Charikar (Persian: چاریکار, pronounced Chârikâr) is the main town of the Kohdaman Valley and the capital of Parwan Province in northern Afghanistan. It has a population of around 171,200, which is a multi-ethnic society.
The city lies on the road 69 km from Kabul to the northern provinces. Travelers would pass Charikar when traveling to Mazar-I-Sharif, Kunduz or Puli Khumri. Charikar is at the gateway to the Panjshir Valley, where the Shamali plains meet the foothills of the Hindu Kush. Charikar is known for its pottery and high-quality grapes.
Charikar is in northeastern Kabul, only 69 kilometers from Kabul. Despite the proximity to Kabul, slightly more than half of the land is not built-up.
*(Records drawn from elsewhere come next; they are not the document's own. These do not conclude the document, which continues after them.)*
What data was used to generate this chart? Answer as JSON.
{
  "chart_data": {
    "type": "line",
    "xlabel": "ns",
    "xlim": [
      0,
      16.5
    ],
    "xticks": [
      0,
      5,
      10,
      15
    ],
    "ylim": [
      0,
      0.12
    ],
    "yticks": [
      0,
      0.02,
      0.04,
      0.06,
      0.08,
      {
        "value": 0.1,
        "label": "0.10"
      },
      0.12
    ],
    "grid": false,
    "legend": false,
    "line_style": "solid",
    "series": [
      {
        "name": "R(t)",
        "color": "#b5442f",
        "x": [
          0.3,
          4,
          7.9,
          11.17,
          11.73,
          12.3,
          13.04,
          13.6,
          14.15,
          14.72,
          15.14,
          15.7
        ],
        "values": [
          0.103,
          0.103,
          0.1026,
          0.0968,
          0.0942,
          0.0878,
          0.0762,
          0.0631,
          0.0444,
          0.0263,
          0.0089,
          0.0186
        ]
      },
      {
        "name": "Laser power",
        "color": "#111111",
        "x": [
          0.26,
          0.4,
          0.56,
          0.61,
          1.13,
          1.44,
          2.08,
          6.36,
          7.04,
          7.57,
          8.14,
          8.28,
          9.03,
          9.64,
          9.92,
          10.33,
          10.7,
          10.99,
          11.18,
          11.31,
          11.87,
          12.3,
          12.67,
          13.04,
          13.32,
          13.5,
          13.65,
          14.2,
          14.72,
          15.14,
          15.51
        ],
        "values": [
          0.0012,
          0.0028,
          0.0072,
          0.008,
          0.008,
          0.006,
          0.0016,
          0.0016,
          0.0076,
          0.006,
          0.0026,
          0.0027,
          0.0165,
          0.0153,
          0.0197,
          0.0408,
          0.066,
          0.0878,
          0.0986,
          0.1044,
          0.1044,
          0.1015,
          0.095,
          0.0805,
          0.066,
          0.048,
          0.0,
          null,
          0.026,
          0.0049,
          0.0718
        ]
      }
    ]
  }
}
Of the built-up land almost equal parts is residential (37%) as vacant plots (32%) with a grid network of road coverage amounting to 19% of built-up land area.
The city of Charikar has a total population of 96,039 (2015) and has 4 Police districts (Nahias) with 3,025 Hectare of total land area. There are 10,671 total number of dwellings in Charikar.
In 1221, the Battle of Pirvan was fought near Charikar, in which Jalal ud-Din with an army of 30,000 with 100,000 auxiliaries delayed an advance column of 30,000 men of the invading Mongol army long enough to allow part of his army to escape into the northern Punjab, and avoid the immediate consequences of the fall of the Khwarezmid Empire.
At the beginning of the 19th century, Charikar became a flourishing commercial town of several thousand inhabitants. Charikar was the location of major battle during the First Anglo-Afghan War. In 1841 a British garrison was massacred. In 1842 the British Army returned to lay waste to the town in their campaign of retribution.
During the Soviet invasion, the region around Charikar was the scene to some of the fiercest fighting.
On August 14, 2011, a team of about six suicide bombers attacked the governor's palace in Charikar. The Governor Abdul Basir Salangi survived but 19 people were killed to which the Taliban claimed responsibility.